We must realize that Apicius is only a book, a frail hand-made record and that, while the record itself might have been forgotten, its principles have become international property, long ago. Thus they live on. Like a living thing—a language, a custom, they themselves may have undergone changes, “improvements,” alterations, augmentation, corruption. But the character has been preserved; a couple of thousand years are, after all, but a paltry matter. Our own age is but the grandchild of antiquity. The words we utter, in their roots, are those of our grandfathers. And so do many dishes we eat today resemble those once enjoyed by Apicius and his friends.

Is it necessary to point the tenacity of the spirit of the Antique, reaching deep into the modern age? The latest Apicius edition in the original Latin is dated 1922!

The gastronomic life of Europe was under the complete rule of old Rome until the middle of the seventeenth century. Then came a sudden change for modernity, comparable to the rather abrupt change of languages from the fashionable Latin to the national idioms and vernacular, in England and Germany under the influence of literary giants like Luther, Chaucer, Shakespeare.

All medieval food literature of the continent and indeed the early cookery books of England prior to La Varenne (Le Cuisinier François, 1654) are deeply influenced by Apicius. The great change in eating, resulting in a new gastronomic order, attained its highest peak of perfection just prior to the French revolution. Temporarily suspended by this social upheaval, it continued to flourish until about the latter part of last century. The last decades of this new order is often referred to as the classical period of gastronomy, with France claiming the laurels for its development. “Classic” for reasons we do not know (Urbain Dubois, outstanding master of this period wrote “La Cuisine classique”) except that its precepts appeal as classical to our notion of eating. This may not correspond to the views of posterity, we had therefore better wait a century or two before proclaiming our system of cookery “classical.”

Disposing of that old “classic,” Apicius, as slowly as a conservative cooking world could afford to do, the present nations set out to cultivate a taste for things that a Roman would have pronounced unfit for a slave. Still, the world moves on. Conquest, discovery of foreign parts, the New World, contributed fine things to the modern table,—old forgotten foods were rediscovered—endless lists of materials and combinations, new daring, preposterous dishes that made the younger generation rejoice while old folks looked on gasping with dismay, despair, contempt.

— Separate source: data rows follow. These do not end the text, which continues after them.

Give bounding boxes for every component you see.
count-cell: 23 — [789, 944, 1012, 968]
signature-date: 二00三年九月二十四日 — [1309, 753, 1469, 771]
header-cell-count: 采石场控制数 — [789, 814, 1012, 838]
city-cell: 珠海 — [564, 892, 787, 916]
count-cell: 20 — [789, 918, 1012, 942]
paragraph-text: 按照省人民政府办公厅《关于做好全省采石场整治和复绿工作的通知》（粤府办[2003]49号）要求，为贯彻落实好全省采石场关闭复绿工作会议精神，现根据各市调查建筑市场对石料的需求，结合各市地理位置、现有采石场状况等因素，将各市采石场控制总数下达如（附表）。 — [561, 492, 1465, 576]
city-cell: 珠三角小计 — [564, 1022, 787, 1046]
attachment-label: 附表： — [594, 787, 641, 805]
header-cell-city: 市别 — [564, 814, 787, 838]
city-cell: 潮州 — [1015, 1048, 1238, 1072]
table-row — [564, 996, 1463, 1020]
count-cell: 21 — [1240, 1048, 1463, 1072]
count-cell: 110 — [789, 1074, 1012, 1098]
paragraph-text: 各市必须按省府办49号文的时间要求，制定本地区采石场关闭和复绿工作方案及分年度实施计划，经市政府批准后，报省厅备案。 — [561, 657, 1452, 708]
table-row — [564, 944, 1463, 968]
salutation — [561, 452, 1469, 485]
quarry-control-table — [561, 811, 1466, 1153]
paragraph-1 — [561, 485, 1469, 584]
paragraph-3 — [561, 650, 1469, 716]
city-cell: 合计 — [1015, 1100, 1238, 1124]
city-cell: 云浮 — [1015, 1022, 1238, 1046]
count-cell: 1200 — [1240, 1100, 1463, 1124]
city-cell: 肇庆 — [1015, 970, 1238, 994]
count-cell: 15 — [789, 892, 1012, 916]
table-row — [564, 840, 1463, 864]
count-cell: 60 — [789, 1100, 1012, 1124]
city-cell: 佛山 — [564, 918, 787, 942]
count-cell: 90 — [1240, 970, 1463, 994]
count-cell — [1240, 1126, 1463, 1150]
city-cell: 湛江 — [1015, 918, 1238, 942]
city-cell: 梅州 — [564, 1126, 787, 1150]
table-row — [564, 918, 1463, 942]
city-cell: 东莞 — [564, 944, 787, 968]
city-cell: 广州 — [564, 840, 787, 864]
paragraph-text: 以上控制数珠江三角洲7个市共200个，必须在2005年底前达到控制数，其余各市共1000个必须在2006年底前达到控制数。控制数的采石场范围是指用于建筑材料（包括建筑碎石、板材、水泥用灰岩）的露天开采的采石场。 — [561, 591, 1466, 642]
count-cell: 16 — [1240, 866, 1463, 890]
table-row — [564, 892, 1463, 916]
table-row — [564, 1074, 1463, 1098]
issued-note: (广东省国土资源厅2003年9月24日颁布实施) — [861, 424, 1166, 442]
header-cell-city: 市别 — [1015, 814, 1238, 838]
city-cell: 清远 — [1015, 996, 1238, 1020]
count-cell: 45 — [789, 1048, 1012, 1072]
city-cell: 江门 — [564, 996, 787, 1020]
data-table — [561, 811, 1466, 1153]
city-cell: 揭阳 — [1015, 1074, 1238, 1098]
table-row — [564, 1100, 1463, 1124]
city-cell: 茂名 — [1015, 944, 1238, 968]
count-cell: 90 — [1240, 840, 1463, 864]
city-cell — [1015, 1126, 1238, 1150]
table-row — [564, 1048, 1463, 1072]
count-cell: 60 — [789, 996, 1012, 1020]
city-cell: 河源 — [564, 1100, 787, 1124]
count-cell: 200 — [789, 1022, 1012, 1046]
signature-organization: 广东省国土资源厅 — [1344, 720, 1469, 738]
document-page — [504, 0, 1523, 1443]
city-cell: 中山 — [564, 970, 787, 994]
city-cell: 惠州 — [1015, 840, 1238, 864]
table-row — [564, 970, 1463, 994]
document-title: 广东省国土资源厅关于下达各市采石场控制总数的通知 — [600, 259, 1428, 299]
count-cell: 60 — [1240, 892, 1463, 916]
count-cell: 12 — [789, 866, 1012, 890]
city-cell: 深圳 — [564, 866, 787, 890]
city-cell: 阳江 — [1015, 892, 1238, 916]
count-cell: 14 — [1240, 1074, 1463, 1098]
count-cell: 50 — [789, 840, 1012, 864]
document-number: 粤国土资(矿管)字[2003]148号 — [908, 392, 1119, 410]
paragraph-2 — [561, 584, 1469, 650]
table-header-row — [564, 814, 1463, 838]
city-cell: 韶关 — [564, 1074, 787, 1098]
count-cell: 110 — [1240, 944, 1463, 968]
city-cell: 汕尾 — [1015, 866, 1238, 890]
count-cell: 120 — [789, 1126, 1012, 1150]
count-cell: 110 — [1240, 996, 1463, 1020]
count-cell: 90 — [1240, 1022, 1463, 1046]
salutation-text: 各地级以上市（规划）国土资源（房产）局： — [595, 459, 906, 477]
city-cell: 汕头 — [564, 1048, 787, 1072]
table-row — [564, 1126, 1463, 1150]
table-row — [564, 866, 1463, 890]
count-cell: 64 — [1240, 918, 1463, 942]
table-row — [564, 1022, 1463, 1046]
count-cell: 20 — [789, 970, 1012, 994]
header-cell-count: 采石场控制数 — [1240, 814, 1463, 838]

Be it sufficient to remark that the older practitioners of our own days, educated in “classic” cuisine again are quite apprehensive of their traditions endangered by the spirit of revolt of the young against the old. Again and again we hear of a decline that has set in, and even by the best authorities alarmist notes are spread to the effect that “we have begun our journey back, step by step to our primitive tree and our primitive nuts” (Pennell. Does Spengler consider food in his “Decline of the West?”).